1.4. Omdat geen bericht van appellante werd ontvangen, heeft de werkcoach appellante op 8 november 2010 per e-mail gerappelleerd. Bij e-mail van 12 november 2010 heeft appellante te kennen gegeven dat zij, naar aanleiding van met het Uwv gevoerde gesprekken, besloten had haar werkzaamheden als zelfstandige voort te zetten voor 50%, om daarnaast voor 50% recht te houden op een WW-uitkering. Omdat zij inmiddels had begrepen dat het ook mogelijk is om één dag per week als zelfstandige werkzaam te zijn, en voor het restant een WW-uitkering te ontvangen, heeft zij via deze e-mail bij het Uwv de aanvraag gedaan om die situatie in werking te laten treden.
1.5. Bij besluit van 27 december 2010 heeft het Uwv de WW-uitkering van appellante per 24 december 2010 beëindigd wegens het bereiken van de maximale uitkeringsduur.
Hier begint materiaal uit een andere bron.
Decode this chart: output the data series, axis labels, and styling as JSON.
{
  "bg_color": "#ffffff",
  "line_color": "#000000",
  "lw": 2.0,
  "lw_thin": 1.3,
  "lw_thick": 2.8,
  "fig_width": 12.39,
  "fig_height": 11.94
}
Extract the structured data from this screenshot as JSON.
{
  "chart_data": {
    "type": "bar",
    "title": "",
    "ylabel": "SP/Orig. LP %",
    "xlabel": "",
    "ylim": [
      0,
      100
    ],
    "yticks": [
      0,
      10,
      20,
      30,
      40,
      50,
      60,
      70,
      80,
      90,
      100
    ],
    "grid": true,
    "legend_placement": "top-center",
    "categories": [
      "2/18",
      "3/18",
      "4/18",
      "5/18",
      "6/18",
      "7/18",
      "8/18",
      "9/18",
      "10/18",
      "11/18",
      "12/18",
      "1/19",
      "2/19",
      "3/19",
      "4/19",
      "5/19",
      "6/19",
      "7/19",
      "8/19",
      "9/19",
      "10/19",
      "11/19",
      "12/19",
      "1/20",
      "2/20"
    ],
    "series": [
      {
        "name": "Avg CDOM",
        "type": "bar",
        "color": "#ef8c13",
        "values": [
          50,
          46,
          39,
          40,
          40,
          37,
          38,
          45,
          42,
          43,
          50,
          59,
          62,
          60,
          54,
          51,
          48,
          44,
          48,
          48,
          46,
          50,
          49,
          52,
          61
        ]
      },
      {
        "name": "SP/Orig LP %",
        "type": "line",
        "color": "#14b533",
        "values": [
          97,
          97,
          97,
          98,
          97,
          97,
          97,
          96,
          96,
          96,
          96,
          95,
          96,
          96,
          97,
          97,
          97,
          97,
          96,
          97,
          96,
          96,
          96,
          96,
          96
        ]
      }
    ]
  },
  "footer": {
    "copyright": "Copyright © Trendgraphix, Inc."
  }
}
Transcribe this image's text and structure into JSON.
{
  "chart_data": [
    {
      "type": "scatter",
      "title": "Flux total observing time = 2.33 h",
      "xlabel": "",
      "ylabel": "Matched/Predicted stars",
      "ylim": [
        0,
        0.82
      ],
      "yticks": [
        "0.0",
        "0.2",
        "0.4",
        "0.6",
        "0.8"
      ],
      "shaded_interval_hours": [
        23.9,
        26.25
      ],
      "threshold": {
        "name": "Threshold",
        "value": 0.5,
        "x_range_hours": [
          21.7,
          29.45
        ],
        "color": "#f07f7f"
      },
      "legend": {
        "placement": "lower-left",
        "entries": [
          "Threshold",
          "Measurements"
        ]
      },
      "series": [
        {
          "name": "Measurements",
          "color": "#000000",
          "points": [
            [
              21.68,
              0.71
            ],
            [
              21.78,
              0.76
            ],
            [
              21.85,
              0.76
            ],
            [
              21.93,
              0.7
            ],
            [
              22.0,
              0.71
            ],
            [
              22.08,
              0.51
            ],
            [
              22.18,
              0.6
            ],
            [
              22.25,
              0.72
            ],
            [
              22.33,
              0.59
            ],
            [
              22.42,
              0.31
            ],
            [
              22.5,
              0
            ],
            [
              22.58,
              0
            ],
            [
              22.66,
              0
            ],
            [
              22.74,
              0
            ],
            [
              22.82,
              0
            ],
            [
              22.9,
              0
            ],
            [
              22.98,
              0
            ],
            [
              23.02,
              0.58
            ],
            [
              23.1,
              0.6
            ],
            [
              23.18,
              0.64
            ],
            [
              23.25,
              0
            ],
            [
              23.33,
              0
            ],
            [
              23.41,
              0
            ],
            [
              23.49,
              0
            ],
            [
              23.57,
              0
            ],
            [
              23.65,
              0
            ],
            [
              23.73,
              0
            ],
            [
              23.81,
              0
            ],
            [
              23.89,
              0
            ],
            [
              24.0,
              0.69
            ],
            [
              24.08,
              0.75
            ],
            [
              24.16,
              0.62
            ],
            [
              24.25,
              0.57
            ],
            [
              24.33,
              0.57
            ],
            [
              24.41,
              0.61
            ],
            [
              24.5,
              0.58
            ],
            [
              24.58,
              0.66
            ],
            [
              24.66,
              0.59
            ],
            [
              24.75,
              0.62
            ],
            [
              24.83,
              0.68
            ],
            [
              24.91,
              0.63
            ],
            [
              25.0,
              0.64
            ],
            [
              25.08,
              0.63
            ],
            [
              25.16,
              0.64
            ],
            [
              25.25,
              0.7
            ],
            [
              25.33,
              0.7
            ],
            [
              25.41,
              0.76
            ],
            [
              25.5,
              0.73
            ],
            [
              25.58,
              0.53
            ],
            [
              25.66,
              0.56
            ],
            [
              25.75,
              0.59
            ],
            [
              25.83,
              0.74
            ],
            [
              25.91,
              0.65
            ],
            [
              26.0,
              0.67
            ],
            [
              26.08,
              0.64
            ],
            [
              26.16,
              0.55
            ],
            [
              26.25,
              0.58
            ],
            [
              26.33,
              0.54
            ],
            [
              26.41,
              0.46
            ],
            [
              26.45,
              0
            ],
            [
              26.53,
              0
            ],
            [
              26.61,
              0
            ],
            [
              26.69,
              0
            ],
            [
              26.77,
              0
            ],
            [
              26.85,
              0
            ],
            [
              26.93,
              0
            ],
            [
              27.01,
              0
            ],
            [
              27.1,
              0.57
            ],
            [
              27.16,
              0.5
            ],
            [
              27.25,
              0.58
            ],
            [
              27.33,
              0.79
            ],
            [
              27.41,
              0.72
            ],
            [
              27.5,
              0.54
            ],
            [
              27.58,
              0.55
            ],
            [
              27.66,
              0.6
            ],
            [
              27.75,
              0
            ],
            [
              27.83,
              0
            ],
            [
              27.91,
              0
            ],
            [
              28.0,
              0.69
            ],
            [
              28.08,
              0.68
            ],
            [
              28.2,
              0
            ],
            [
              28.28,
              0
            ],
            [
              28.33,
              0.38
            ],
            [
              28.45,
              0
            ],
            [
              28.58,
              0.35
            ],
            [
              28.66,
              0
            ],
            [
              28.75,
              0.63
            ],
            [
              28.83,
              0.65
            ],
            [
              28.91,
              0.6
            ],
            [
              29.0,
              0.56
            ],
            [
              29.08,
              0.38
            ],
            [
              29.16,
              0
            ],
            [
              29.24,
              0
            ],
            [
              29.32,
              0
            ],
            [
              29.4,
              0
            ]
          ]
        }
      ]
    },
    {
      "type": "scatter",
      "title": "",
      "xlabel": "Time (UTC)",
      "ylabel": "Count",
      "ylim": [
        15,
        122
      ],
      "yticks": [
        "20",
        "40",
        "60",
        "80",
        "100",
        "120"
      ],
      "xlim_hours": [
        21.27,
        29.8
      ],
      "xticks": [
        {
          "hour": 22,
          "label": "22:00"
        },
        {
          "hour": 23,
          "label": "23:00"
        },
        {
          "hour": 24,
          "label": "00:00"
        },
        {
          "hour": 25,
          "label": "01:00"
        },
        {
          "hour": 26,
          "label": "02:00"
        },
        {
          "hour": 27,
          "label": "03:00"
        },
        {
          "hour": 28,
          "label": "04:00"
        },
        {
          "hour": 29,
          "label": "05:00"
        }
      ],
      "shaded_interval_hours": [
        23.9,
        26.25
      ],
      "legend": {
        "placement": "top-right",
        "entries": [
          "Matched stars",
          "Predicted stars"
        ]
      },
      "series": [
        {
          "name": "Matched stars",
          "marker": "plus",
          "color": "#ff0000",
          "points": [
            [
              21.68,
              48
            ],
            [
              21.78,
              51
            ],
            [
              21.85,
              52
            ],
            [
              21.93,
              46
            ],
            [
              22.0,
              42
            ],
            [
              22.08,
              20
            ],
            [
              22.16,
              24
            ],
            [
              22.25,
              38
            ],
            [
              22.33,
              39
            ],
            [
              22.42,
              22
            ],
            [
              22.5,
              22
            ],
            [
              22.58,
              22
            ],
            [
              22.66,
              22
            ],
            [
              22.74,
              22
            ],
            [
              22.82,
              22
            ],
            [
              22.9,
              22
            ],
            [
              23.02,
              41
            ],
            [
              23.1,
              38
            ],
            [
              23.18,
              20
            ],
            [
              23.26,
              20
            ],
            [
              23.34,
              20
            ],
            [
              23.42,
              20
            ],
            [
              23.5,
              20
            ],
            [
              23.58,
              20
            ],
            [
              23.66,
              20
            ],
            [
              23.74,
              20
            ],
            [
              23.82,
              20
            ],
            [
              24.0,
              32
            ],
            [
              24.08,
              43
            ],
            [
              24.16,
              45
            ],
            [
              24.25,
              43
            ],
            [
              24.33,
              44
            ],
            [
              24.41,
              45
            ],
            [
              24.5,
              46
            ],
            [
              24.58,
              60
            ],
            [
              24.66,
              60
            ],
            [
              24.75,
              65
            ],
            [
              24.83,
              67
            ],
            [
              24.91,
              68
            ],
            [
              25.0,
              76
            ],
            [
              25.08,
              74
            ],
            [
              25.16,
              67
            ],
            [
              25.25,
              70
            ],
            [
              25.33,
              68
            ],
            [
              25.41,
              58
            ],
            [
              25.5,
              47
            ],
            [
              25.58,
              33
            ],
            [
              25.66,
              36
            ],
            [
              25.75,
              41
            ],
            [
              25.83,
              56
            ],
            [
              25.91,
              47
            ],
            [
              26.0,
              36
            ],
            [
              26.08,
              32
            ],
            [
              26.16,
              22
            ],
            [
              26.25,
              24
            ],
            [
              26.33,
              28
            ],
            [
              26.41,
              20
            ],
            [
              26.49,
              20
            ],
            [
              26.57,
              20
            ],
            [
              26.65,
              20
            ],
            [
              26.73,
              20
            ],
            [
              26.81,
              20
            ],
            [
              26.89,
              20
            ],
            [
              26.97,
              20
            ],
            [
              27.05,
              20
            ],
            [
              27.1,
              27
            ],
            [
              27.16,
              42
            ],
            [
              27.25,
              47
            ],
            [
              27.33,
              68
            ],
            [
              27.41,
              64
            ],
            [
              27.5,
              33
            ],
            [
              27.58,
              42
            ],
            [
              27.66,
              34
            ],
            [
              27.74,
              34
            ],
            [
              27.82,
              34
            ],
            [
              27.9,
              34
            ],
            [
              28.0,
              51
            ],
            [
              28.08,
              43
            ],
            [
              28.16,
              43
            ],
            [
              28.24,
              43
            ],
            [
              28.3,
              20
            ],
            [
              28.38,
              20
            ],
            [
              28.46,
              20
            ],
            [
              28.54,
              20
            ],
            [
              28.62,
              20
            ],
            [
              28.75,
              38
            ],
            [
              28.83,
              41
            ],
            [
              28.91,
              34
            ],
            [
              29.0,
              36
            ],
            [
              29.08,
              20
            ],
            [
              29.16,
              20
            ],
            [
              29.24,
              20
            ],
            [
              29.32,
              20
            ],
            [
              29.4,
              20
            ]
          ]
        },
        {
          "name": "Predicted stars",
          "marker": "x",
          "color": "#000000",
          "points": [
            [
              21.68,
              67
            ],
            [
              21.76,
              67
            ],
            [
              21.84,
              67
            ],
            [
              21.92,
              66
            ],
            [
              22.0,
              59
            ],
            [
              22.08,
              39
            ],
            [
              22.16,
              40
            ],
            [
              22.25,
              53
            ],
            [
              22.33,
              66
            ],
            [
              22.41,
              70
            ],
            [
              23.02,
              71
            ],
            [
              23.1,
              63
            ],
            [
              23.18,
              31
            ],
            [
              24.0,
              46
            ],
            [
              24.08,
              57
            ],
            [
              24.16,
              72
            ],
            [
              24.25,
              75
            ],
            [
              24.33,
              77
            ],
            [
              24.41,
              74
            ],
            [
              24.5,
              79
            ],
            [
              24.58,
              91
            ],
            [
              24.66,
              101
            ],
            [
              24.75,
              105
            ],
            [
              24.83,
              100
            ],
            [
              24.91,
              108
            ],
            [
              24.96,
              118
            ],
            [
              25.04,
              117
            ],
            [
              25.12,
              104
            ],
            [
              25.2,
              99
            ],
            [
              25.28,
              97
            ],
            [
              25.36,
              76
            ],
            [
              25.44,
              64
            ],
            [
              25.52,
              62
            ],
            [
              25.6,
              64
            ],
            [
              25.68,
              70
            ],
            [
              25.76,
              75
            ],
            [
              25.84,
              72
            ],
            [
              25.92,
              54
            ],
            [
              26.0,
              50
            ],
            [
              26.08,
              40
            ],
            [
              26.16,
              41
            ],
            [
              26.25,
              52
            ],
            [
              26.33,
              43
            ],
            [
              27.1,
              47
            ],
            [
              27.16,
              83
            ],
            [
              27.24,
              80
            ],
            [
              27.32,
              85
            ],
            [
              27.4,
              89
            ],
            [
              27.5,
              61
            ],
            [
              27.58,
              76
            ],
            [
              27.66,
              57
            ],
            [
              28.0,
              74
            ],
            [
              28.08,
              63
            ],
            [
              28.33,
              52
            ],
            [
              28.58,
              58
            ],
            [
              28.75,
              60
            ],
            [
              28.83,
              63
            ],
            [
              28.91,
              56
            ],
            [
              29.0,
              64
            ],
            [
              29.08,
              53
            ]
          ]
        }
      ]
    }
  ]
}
1.6. Omdat de werkcoach het vermoeden had dat appellante haar werkzaamheden als zelfstandige ook na de startperiode had voortgezet, terwijl zij daarvan geen opgave had gedaan, is het Uwv een onderzoek gestart. In het kader van dit onderzoek heeft appellante op 24 maart 2011 een gesprek gehad met een inspecteur van het Uwv. De bevindingen van het onderzoek zijn neergelegd in een onderzoeksrapport van 19 april 2011. Naar aanleiding van het onderzoek heeft het Uwv bij besluit van 29 april 2011 de WW-uitkering van appellante herzien met ingang van 25 oktober 2010 en de volgens hem ten onrechte betaalde uitkering over de periode van 25 oktober 2010 tot en met 26 december 2010 tot een bedrag van
€ 2.282,28 van appellante teruggevorderd.
1.7. Bij besluit van 13 mei 2011 heeft het Uwv appellante een boete opgelegd van € 230,-, omdat zij haar inlichtingenverplichting heeft geschonden door het Uwv niet te informeren over haar werkzaamheden als zelfstandige.
1.8. Bij besluit van 30 augustus 2011 (bestreden besluit 1) heeft het Uwv het bezwaar van appellante tegen het besluit van 29 april 2011 ongegrond verklaard. Daaraan heeft het Uwv ten grondslag gelegd dat appellante met ingang van 25 oktober 2010 gedurende 25 uur per week als zelfstandige werkzaam was.
1.9. Bij besluit van eveneens 30 augustus 2011 (bestreden besluit 2) heeft het Uwv het bezwaar van appellante tegen het besluit van 13 mei 2011 ongegrond verklaard.
2. Bij de aangevallen uitspraak heeft de rechtbank de tegen de bestreden besluiten ingestelde beroepen ongegrond verklaard. Naar het oordeel van de rechtbank staat, gelet op de verklaring van 24 maart 2011 van appellante, vast dat appellante vanaf 25 oktober 2010 ten minste 25 uur per week heeft gewerkt als zelfstandige. Nu appellante van deze werkzaamheden geen melding heeft gemaakt bij het Uwv, heeft zij de inlichtingenverplichting geschonden. Het Uwv heeft de WW-uitkering dan ook terecht herzien. Naar het oordeel van de rechtbank is geen sprake van een dringende reden, zodat het Uwv de onverschuldigd betaalde uitkering terecht van appellante heeft teruggevorderd. Nu appellante de inlichtingenverplichting heeft geschonden, is de rechtbank van oordeel dat het Uwv appellante een boete heeft kunnen opleggen. De rechtbank heeft geoordeeld dat van verminderde verwijtbaarheid of een dringende reden niet is gebleken, zodat er geen grond is om de boete te matigen dan wel af te zien van het opleggen van de boete.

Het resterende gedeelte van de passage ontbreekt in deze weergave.